Al final del día, la solución de los problemas generados por nuestros vecinos pasa porque el propio pueblo estadounidense los arregle. Podemos mirar con admiración y esperanza la movilización por la justicia racial y la constante lucha de su pueblo por hacer realidad los principios democráticos que inspiran su constitución, pero hasta ahora, lo que sucede en las calles sólo tiene un pálido reflejo en las urnas. Para nuestra desgracia, poco podemos esperar de ellos, después de todo en la boleta tendremos a Biden y no a Sanders. En esas condiciones, la política exterior debe mantenerse igual: a una prudente distancia frente a un vecino que no será amistoso.
Si en un ataque de furia justiciera leemos a León Krauze como un moderno Zola es que aún tenemos corazón para oír a las comunidades que se han visto afectadas por el recrudecimiento de las políticas migratorias y el embate a los derechos reproductivos. Y sin embargo, eso nos llevaría a olvidar que fue con Obama, y su vicepresidente Biden, que las deportaciones masivas comenzaron. Eso sin tomar en cuenta que en los Estados Unidos lo que sucede en México tiene menos peso en el imaginario político y en las decisiones de los votantes reales que los eventos en Inglaterra, China o el Medio Oriente. No es coincidencia que para encontrar una nota con más de dos párrafos sobre la visita haya que escarbar el final de la sección de política en los portales de noticias norteamericanos. Esos portales que sólo una minúscula fracción de la población lee.

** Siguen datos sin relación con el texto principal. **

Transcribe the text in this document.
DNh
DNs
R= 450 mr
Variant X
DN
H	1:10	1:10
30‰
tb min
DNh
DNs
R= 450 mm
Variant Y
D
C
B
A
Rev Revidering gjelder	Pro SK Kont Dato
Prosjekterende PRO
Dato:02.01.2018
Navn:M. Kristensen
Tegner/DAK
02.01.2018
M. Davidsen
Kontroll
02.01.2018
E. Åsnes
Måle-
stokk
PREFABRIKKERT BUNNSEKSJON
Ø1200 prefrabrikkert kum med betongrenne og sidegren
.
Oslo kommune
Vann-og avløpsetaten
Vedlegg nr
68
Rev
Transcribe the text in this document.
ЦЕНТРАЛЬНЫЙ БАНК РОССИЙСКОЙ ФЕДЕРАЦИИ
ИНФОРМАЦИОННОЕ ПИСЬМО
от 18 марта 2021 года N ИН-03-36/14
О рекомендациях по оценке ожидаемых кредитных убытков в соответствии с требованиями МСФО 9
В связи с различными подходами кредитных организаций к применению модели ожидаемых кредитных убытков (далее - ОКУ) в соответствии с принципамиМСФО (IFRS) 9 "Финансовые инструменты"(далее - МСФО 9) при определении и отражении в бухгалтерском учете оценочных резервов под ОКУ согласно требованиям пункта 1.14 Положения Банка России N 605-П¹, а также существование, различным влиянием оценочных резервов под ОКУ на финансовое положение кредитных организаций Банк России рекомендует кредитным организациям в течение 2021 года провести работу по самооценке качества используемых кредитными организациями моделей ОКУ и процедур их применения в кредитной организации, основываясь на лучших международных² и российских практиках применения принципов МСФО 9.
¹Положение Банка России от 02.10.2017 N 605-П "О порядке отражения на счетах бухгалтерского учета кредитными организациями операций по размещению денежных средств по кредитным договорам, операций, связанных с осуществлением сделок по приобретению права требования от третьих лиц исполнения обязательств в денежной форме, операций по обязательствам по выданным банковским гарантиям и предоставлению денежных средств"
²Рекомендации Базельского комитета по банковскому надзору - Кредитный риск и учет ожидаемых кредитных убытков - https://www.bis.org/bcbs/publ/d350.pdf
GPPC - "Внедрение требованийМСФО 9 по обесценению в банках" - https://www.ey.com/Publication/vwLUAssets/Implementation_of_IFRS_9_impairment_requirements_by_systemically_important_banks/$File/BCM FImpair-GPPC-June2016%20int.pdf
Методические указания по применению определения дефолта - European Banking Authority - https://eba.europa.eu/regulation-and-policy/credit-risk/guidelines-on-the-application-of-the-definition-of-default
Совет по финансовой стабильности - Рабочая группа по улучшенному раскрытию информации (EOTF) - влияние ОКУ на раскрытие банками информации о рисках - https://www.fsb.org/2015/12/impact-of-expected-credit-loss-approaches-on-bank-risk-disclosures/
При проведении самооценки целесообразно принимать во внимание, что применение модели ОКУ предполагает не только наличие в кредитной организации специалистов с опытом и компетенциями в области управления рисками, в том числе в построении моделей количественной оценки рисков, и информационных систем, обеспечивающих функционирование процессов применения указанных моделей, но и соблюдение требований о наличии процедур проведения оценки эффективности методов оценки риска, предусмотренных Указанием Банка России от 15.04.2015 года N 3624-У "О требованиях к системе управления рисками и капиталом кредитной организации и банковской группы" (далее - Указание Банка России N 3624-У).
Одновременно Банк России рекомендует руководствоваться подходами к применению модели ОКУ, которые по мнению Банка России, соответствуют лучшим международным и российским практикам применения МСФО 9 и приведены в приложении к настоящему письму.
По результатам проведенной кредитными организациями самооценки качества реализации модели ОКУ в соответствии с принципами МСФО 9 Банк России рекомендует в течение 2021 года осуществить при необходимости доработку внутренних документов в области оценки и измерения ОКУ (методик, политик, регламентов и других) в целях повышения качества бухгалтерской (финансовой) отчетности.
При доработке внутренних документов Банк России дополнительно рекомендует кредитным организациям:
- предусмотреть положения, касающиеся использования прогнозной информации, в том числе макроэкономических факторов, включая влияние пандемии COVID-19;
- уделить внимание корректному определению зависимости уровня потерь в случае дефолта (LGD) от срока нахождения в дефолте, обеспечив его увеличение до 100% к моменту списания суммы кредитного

Ahora que los intereses económicos y políticos de las elites binacionales se ven afectados por el resurgimiento del nacionalismo económico es que por fin vemos a ese sector “ilustrado” defender la preservación del medio ambiente y los derechos de los migrantes. El problema no está en que esas loables causas no merezcan a tan notables aliados, sino que las categorías generales ocultan una defensa de clase donde hay siempre unos más iguales que otros. No es lo mismo quejarse por la odiosa política que convierte a México en muro para los centroamericanos que levantar la voz ante nuevas restricciones a las visas para altos ejecutivos y estudiantes de escuelas de elite. De ahí que sea poco creíble la apasionada defensa de la “dignidad” nacional para rechazar los nuevos mecanismos de defensa a la libertad sindical que impone el T-MEC. Sobre todo, si esas reacciones vienen de los mismos que se niegan a pagar impuestos, o a las primeras de cambio cancelan la inscripción de sus trabajadores al Seguro Social. Gritar tres vivas a México en la Casa Blanca es una pequeña satisfacción simbólica que significa algo al sur del río Bravo, pero que ningún medio masivo reportó en Estados Unidos. Pensar que habrá un uso instrumental de la visita es no entender al votante norteamericano y mucho menos comprender el grado de desconexión de la mayoría de nuestra diáspora con la política mexicana y eso si no caemos en el error de pensar en la existencia de un voto “latino” homogéneo. Esos son el tipo de errores recurrentes de las elites liberales con acceso a medios en ambos lados de la frontera, pero que las izquierdas mexicanas no pueden darse el lujo de cometer.